Israel is small, in the same way California isn’t.
Much of what people think of as “California” is in a narrow zone, not more than 50 miles from the sea. Much of what people (or at least I) want to see is within fifty miles of Jerusalem. It’s not that I don’t want to see the Negev, I do. I love the desert, but desert abides and I can carry *my* desert with me. A brief sojourn in another desert is much like feeding a sourdough starter; the calmness the expanse of desert gives me is renewed.
People talk of how looking at the vastness of the sky makes them feel small an insignificant in comparison to the empty vastness of space. Not me. I look at the sky and feel enlarged. So There is so much out there that EVERYTHING is insignificant, so I am equal to galaxies. I am become the universe. Not so the desert. The Desert is unforgiving in a way “space” isn’t. No one ends up in space without preparing. One can’t just hop on a horse, jump in the car, walk out of town, into “space”.
But “The Desert”? It’s right there (or was, when I lived in Calif.) All it took to be in the sere and sandy “wastes” was a couple of hours. But being in the desert, where the wind sweeps from the dry interior to the drier area behind the hills which gird the peopled piedmont, that makes you feel small. The desert will kill you. Water? It’s there, but you have to know where it is, and how to get it. Food? The same. Shelter? Non-trivial. But people live there. People have lived there since time immemorial. Learning how to avoid dying there was something I started doing when I was about nine.

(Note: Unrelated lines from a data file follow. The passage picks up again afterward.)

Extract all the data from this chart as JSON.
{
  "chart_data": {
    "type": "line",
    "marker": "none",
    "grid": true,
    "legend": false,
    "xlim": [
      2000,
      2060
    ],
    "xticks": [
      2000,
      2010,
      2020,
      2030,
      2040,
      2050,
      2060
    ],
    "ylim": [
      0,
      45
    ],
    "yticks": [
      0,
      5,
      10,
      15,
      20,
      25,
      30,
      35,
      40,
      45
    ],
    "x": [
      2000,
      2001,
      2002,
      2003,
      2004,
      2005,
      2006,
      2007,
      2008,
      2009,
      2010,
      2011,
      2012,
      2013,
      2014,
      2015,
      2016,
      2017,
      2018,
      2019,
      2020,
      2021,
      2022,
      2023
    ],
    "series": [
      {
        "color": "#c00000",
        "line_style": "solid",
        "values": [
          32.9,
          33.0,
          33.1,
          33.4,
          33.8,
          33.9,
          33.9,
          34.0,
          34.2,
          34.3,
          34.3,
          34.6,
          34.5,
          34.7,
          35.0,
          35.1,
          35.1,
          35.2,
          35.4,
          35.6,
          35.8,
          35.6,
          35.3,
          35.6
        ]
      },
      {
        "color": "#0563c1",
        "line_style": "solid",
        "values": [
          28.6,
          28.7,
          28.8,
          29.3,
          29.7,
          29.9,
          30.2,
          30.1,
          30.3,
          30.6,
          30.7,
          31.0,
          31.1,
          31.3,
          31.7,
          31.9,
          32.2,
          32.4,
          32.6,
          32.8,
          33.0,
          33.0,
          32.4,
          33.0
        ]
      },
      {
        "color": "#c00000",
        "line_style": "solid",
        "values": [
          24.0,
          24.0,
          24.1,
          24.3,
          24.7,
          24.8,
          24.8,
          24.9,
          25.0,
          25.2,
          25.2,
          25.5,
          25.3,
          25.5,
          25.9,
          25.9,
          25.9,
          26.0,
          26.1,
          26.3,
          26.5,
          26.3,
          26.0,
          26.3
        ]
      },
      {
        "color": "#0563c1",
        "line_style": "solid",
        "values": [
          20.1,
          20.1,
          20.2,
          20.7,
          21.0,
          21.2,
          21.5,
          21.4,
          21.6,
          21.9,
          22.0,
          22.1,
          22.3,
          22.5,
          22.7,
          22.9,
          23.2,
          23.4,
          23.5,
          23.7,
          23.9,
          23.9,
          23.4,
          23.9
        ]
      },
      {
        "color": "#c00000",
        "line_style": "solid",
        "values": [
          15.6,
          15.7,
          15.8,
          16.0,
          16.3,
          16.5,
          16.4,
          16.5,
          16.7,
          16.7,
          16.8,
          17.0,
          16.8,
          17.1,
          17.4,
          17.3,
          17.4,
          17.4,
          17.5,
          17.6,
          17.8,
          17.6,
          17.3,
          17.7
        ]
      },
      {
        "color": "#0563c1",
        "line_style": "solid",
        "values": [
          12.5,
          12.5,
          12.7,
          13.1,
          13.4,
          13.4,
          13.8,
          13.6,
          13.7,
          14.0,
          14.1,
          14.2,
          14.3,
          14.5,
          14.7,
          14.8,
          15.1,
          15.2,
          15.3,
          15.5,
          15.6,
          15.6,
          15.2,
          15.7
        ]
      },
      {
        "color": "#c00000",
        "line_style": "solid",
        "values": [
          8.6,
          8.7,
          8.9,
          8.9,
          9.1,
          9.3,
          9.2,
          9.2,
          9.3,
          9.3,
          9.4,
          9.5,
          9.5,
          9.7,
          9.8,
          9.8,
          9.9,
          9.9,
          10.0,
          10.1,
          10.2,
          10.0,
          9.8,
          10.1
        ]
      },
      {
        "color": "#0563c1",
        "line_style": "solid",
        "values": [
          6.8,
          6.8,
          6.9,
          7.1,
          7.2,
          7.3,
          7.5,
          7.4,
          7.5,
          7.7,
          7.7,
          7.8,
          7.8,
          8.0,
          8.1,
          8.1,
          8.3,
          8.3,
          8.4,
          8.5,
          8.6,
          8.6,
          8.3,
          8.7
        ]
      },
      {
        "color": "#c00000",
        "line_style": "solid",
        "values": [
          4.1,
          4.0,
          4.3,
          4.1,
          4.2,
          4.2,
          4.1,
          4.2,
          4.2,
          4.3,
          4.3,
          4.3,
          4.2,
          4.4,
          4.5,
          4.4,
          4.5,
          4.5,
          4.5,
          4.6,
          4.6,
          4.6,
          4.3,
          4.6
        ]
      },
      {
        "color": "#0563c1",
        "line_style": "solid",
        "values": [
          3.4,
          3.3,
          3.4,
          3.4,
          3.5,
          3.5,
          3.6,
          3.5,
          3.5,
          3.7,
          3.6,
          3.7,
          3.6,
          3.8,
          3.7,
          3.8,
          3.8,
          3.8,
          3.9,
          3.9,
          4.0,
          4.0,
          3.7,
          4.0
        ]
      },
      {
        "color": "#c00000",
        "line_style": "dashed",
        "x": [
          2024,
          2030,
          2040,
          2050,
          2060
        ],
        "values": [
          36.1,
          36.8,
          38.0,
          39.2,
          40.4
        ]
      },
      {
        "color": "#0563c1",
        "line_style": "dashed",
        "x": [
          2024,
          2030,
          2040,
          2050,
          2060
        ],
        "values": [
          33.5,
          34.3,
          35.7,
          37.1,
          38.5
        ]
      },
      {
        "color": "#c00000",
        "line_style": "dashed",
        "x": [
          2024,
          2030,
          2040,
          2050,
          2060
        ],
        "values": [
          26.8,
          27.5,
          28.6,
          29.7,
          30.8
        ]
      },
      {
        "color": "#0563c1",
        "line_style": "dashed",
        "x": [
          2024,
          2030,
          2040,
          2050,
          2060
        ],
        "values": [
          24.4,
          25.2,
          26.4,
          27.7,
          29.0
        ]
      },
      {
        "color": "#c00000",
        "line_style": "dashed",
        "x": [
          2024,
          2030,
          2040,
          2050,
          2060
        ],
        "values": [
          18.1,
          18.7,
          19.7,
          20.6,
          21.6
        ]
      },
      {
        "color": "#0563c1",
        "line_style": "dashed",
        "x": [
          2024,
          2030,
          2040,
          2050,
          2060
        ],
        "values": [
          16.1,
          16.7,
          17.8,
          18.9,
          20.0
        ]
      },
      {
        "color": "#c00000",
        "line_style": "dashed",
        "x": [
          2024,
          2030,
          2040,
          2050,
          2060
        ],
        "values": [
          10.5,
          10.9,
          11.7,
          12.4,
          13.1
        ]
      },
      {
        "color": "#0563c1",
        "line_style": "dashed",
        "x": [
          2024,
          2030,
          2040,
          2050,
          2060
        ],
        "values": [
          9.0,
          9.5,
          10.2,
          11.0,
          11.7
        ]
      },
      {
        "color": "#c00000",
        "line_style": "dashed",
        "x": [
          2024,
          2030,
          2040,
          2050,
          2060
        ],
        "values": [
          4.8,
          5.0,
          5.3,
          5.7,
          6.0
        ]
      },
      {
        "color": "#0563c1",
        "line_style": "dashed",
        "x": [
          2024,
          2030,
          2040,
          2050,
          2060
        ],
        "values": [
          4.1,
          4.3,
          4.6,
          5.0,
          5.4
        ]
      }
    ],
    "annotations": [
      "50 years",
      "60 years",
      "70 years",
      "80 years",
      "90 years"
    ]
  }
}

Sitting three miles up Rattlesnake Canyon, with a plan to head up toward Chair Rock, and down the backside, over toward Boy Scout Trail and back to Indian Cove… that takes planning. In that trek you will walk across deep sand, up narrow draws, across open rock faces; and over boulders. Scramble, and climb and saunter. By turns you will cold and overheated. You will sit in the sun to warm yourself, and hide in the shade to cool off.
It sounds trite, but the desert will test you. It’s not that the desert hates you. The desert doesn’t care. No place cares, but the forest, or the city, or the plains don’t seem to be so open about it. The desert makes you feel small because you have to plan for everything. The cold of winter, the heat of summer. The bites and stings of bugs, snakes, scorpions and plants.
In exchange… you get nothing.
And nothing is wonderful. You can sit, where the wind is all you hear, look down from some rocky fastness, and think. You can hie yourself to where the only evidence of humanity is the odd contrails of people in planes, thousands of feet above you.
Introspection is possible there as no place else I’ve been. I understand the desert hermits. It’s not that god is any closer in the quiet places, it’s that they were.
Which wasn’t what I meant to talk about at all.